I was talking to a friend about an area in my life that is causing a lot of stress and worry. She brought me to John 15’s story about the vine and the branch, which gives us the key to bearing fruit (which I was not having in this area). Together, we asked Jesus to show us the separation, and I heard “tourniquet,” a device that cuts off the blood flow. Hmmm. That is kind of what it felt like. I asked Jesus what the key to removing the tourniquet was, and I kept hearing “turn, turn, turn, turn,” but it sounded like the word tourniquet was stuck on a broken record, and it didn’t make sense to me at first.
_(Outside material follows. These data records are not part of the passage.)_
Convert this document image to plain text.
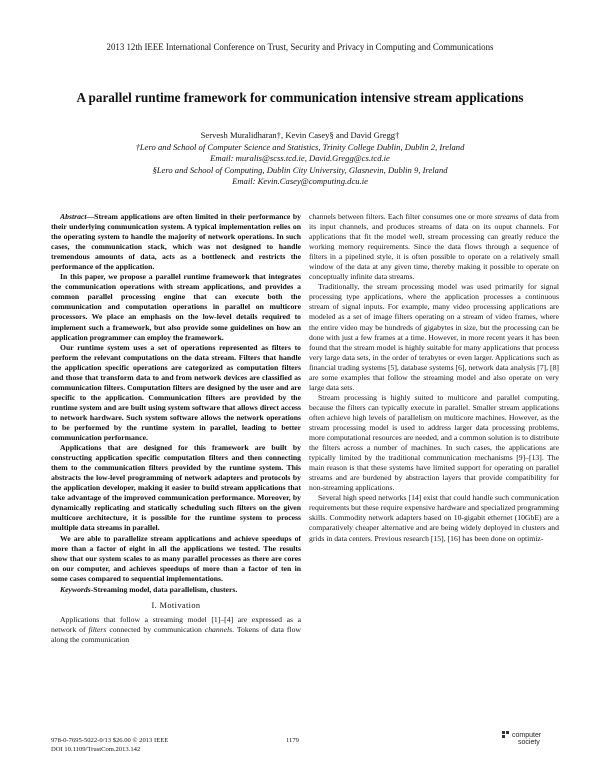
2013 12th IEEE International Conference on Trust, Security and Privacy in Computing and Communications
A parallel runtime framework for communication intensive stream applications
Servesh Muralidharan†, Kevin Casey§ and David Gregg†
†Lero and School of Computer Science and Statistics, Trinity College Dublin, Dublin 2, Ireland
Email: muralis@scss.tcd.ie, David.Gregg@cs.tcd.ie
§Lero and School of Computing, Dublin City University, Glasnevin, Dublin 9, Ireland
Email: Kevin.Casey@computing.dcu.ie

Abstract—Stream applications are often limited in their performance by their underlying communication system. A typical implementation relies on the operating system to handle the majority of network operations. In such cases, the communication stack, which was not designed to handle tremendous amounts of data, acts as a bottleneck and restricts the performance of the application.

In this paper, we propose a parallel runtime framework that integrates the communication operations with stream applications, and provides a common parallel processing engine that can execute both the communication and computation operations in parallel on multicore processors. We place an emphasis on the low-level details required to implement such a framework, but also provide some guidelines on how an application programmer can employ the framework.

Our runtime system uses a set of operations represented as filters to perform the relevant computations on the data stream. Filters that handle the application specific operations are categorized as computation filters and those that transform data to and from network devices are classified as communication filters. Computation filters are designed by the user and are specific to the application. Communication filters are provided by the runtime system and are built using system software that allows direct access to network hardware. Such system software allows the network operations to be performed by the runtime system in parallel, leading to better communication performance.

Applications that are designed for this framework are built by constructing application specific computation filters and then connecting them to the communication filters provided by the runtime system. This abstracts the low-level programming of network adapters and protocols by the application developer, making it easier to build stream applications that take advantage of the improved communication performance. Moreover, by dynamically replicating and statically scheduling such filters on the given multicore architecture, it is possible for the runtime system to process multiple data streams in parallel.

We are able to parallelize stream applications and achieve speedups of more than a factor of eight in all the applications we tested. The results show that our system scales to as many parallel processes as there are cores on our computer, and achieves speedups of more than a factor of ten in some cases compared to sequential implementations.

Keywords-Streaming model, data parallelism, clusters.

I. Motivation

Applications that follow a streaming model [1]–[4] are expressed as a network of filters connected by communication channels. Tokens of data flow along the communication

channels between filters. Each filter consumes one or more streams of data from its input channels, and produces streams of data on its ouput channels. For applications that fit the model well, stream processing can greatly reduce the working memory requirements. Since the data flows through a sequence of filters in a pipelined style, it is often possible to operate on a relatively small window of the data at any given time, thereby making it possible to operate on conceptually infinite data streams.

Traditionally, the stream processing model was used primarily for signal processing type applications, where the application processes a continuous stream of signal inputs. For example, many video processing applications are modeled as a set of image filters operating on a stream of video frames, where the entire video may be hundreds of gigabytes in size, but the processing can be done with just a few frames at a time. However, in more recent years it has been found that the stream model is highly suitable for many applications that process very large data sets, in the order of terabytes or even larger. Applications such as financial trading systems [5], database systems [6], network data analysis [7], [8] are some examples that follow the streaming model and also operate on very large data sets.

Stream processing is highly suited to multicore and parallel computing, because the filters can typically execute in parallel. Smaller stream applications often achieve high levels of parallelism on multicore machines. However, as the stream processing model is used to address larger data processing problems, more computational resources are needed, and a common solution is to distribute the filters across a number of machines. In such cases, the applications are typically limited by the traditional communication mechanisms [9]–[13]. The main reason is that these systems have limited support for operating on parallel streams and are burdened by abstraction layers that provide compatibility for non-streaming applications.

Several high speed networks [14] exist that could handle such communication requirements but these require expensive hardware and specialized programming skills. Commodity network adapters based on 10-gigabit ethernet (10GbE) are a comparatively cheaper alternative and are being widely deployed in clusters and grids in data centers. Previous research [15], [16] has been done on optimiz-

978-0-7695-5022-0/13 $26.00 © 2013 IEEE
DOI 10.1109/TrustCom.2013.142
1179
computer
society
I asked Jesus to clarify, and He said, “You keep turning and turning and turning, and the more you move, the more it is cutting off the life-giving flow between us. Stop moving and REMAIN in me.”
The Vine and the Branches – John 15:1-8 – “I am the vine; you are the branches. If you remain in me and I in you, you will bear much fruit; apart from me you can do nothing. If you do not remain in me, you are like a branch that is thrown away and withers; such branches are picked up, thrown into the fire and burned. If you remain in me and my words remain in you, ask whatever you wish, and it will be done for you. This is to my Father’s glory, that you bear much fruit, showing yourselves to be my disciples.”
Sometimes the best thing to do is to do nothing and hand over the reins back to Him.
Some comments from the parents taking our online class leave me breathless.
“Hearing my children’s hearts connect to the Holy Spirit and share His truth has been such an incredible blessing. I love the leading questions like, ‘What does Jesus want us to know about this person?’ This moves our world from the seen to the unseen, the outward actions to the heart movements… this is where real living is.”
I am UNDONE by the way God is aligning, healing, and setting the youth free. Years of heartbreak and pain are being resolved NOW. There are many 50-year-olds who haven’t tasted the level of breakthrough and freedom God is releasing on this generation. I am seeing it with my very own eyes.